We are learning Flash now. We all want to, as I assume, create awesome projects with this software. That absolutely takes time. And there are tons of softwares and programming languages and different hard ware technology that could be used in education, such as Flash/ActionScript, virtual reality technology (3D Max, Maya), web development (HTML/ASP.NET/PHP), database (SQL Server/Oracle), telecommunication, film/video editing and making (Premiere/After Effect), etc. These technologies could take years of our life to learn and master.
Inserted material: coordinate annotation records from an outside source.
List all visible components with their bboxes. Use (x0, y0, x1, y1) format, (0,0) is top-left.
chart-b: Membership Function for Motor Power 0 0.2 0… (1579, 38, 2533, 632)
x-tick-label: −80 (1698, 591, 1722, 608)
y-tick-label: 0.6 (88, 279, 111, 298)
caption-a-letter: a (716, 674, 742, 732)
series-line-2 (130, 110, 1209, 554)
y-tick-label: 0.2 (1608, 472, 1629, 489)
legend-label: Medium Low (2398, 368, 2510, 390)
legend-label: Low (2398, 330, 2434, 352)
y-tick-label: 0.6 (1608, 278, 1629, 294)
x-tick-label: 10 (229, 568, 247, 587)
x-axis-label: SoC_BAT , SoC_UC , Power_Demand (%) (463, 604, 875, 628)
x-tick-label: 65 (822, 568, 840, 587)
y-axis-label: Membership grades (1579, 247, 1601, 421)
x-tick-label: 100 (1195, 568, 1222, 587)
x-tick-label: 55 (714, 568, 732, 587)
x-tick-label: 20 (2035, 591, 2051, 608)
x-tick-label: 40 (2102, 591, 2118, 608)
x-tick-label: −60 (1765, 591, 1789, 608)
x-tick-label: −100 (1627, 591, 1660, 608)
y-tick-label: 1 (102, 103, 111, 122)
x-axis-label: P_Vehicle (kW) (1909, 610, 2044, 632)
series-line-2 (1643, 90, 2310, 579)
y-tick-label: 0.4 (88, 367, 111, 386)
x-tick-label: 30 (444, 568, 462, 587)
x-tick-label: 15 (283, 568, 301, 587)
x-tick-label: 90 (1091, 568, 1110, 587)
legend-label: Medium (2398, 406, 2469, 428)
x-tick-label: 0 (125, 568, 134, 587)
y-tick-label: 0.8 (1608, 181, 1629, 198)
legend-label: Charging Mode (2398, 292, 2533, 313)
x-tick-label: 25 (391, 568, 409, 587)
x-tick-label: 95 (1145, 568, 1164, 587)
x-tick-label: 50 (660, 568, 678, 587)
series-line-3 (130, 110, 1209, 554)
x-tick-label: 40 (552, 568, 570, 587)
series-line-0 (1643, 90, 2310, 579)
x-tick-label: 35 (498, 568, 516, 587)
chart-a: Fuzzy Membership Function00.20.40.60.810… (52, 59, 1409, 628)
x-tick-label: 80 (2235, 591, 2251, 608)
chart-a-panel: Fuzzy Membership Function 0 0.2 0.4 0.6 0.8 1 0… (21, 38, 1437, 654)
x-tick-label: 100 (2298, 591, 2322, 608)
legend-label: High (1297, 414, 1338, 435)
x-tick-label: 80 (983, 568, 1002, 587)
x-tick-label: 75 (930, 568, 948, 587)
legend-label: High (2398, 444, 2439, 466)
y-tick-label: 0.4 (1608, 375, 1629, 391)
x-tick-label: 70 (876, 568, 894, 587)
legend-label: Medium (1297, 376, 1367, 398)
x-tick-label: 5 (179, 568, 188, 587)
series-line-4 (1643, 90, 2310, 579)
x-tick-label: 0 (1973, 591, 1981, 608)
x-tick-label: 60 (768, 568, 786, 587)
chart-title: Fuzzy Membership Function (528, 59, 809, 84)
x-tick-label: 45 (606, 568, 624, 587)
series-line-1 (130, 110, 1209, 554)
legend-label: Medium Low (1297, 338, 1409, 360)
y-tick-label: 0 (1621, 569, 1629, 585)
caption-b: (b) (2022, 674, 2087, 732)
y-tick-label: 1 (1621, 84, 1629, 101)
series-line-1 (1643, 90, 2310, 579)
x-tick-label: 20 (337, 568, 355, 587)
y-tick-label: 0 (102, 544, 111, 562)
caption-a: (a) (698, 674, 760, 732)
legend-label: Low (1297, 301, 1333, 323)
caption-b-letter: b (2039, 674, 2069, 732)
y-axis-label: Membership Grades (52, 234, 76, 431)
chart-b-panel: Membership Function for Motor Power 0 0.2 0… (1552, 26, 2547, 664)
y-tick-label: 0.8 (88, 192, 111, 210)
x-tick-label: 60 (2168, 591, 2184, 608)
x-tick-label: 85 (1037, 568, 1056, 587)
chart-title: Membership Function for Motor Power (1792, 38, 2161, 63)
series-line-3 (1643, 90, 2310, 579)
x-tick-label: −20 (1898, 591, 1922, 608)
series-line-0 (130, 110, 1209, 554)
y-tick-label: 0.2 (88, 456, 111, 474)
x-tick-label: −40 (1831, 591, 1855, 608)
The definition for our field (Educational Technology, AECT) used several words concerning technology, like manage, utilize, evaluate and so on. What do we actually do with technologies then? Do we learn them well, or just dabble a little bit? Do we just evaluate them, or evaluate them after mastering them? So to what degree do we need master these technologies and how do we choose to allocate our time as a graduate student in this field?

What then, is our role as an educational technologist, compared with technology expert (like Flash programmer, courseware developer, etc.)? Will they be like us if they learn some instructional design theories and learning theories? So may I tend to believe that we are supposed to shape ourselves into generalists rather than specialists (because we need to dabble into so many fields)?